The panel explored the issues around aboriginal rights in Canada by focusing more or less specifically on the experiences of the First Nations at Walpole Island, an unceded territory in Ontario, where they have lived continuously for over 6,000 years. Dean Jacobs, Consultation Manager at the Walpole Island External Projects Program at Walpole Island opened the panel and situated the current discussions over aboriginal rights by giving participants a historical survey of official policy towards the First Nations, which he categorized under three broad strategies - extermination, civilization, and assimilation. He showed how each of these movements sought to undermine the First Nations’ rights to self-determination. The last strategy was explicitly tabled in a 1969 White Paper and suggested the systematic erasure of Indian identity by doing away with the Indian Act and aboriginal land claims. The policy was successfully opposed by an unprecedented coming together of the First Nations peoples, and eventually resulted in Indian rights being enshrined in the Constitution. Jacob’s message to the conference was that, while this has been a significant victory for the First Nations in principle, it remains in many instances only a paper promise. He pressed home the fact that the First Nations’ fight for self-determination and recognition could not and cannot be done alone – it will need the support of other justice-minded people outside. 

John Olthuis, speaking from his experience as a lawyer fighting for aboriginal rights, emphasized a point that Jacobs had also made, namely, that the struggle for self-determination and aboriginal rights cannot be meaningfully achieved until there is genuine recognition, respect, and protection of First Nations traditions of knowledge, oral history, and their distinctive relationship to their land. The panel particularly focused on how the First Nations have come under great pressure by government policy and the current legal framework to individualize land holdings that were collectively owned and cared for, as the condition for economic growth and prosperity. Responding to questions, both Jacobs and Olthuis highlighted some of the many difficulties and threats to aboriginal rights that have arisen from this pressure, both from government and market forces that want to harvest the potential of Indian land and from others who oppose these development projects on the grounds of their potential impacts on the ecology and environment. It was agreed that while the map cannot be returned to what it was 500 years ago, it is imperative to create a new social space where the First Nations would be able to return to a self-determining existence with regard to their own lands, economies, and governance. Olthuis told the group that honoring this right, irrespective of the potential impacts of developmental decisions the First Nations’ make for themselves, presents the only real way to avoid the paternalism and oppression that has been shown them in the last few hundred years.
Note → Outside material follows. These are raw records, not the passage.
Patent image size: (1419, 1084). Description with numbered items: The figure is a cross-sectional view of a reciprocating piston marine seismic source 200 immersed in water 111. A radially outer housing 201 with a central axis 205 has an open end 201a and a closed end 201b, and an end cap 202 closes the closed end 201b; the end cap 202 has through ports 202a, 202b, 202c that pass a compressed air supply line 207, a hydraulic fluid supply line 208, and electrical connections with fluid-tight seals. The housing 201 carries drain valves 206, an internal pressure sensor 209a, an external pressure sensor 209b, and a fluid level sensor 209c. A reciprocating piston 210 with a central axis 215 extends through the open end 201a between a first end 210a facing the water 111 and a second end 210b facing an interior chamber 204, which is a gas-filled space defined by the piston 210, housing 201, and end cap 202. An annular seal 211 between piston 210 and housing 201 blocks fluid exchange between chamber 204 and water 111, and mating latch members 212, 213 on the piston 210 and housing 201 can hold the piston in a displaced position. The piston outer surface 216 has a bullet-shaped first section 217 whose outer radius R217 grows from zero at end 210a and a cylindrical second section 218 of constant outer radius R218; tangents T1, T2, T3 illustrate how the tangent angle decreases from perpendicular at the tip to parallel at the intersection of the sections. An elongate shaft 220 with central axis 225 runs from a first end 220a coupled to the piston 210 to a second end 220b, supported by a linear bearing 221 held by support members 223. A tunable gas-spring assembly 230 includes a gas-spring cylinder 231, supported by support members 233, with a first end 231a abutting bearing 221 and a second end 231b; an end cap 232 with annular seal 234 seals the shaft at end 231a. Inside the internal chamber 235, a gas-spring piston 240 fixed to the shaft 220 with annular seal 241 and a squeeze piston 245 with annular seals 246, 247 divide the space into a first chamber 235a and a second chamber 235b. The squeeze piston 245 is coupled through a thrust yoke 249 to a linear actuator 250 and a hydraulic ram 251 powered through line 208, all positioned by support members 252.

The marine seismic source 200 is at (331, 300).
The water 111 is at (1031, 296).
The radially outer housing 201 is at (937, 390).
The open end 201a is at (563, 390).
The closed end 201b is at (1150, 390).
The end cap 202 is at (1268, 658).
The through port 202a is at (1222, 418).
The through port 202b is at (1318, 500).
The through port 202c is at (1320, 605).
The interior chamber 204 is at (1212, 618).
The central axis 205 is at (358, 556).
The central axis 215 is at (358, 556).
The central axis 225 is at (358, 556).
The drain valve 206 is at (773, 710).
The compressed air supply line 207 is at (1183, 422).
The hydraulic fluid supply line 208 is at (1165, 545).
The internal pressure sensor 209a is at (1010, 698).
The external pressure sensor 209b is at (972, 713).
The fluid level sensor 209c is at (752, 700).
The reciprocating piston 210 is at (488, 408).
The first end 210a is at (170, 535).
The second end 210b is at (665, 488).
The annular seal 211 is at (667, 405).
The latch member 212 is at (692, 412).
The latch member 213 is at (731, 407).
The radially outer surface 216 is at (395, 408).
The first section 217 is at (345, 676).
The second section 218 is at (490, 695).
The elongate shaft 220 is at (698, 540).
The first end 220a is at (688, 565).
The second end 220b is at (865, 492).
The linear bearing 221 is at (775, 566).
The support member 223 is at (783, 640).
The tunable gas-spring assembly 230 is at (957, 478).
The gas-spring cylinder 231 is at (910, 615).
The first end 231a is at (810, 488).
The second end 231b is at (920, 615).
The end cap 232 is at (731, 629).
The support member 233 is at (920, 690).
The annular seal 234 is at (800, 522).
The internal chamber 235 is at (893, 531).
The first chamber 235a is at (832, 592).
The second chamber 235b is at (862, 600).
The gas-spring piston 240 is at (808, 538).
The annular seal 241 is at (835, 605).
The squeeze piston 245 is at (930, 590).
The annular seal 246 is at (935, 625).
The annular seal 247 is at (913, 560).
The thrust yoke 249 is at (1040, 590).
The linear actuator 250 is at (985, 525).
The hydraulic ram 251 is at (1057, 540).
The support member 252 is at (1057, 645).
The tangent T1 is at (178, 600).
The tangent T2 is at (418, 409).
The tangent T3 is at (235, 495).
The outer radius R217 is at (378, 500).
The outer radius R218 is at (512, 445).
Lamenting the fact that churches and religious groups have had a diminished voice in the discourse around aboriginal rights in Canada because of their compromised interests, he told participants that the legal indeterminacy of many treaties and agreements mean that the courts alone will not likely stop harmful government policies unless citizens themselves, through a combination of civil disobedience, court action, and political action, make a strong stand for the true enfranchisement of the First Nations. Perhaps the big idea of the panel was to reinforce the notion that no satisfactory progress in the matter of aboriginal rights can be made without recognizing and respecting the First Nations’ distinctive ways of connecting its people with their lands. As Jacobs summed it up – those first nations who have given up their land have completely lost their identity.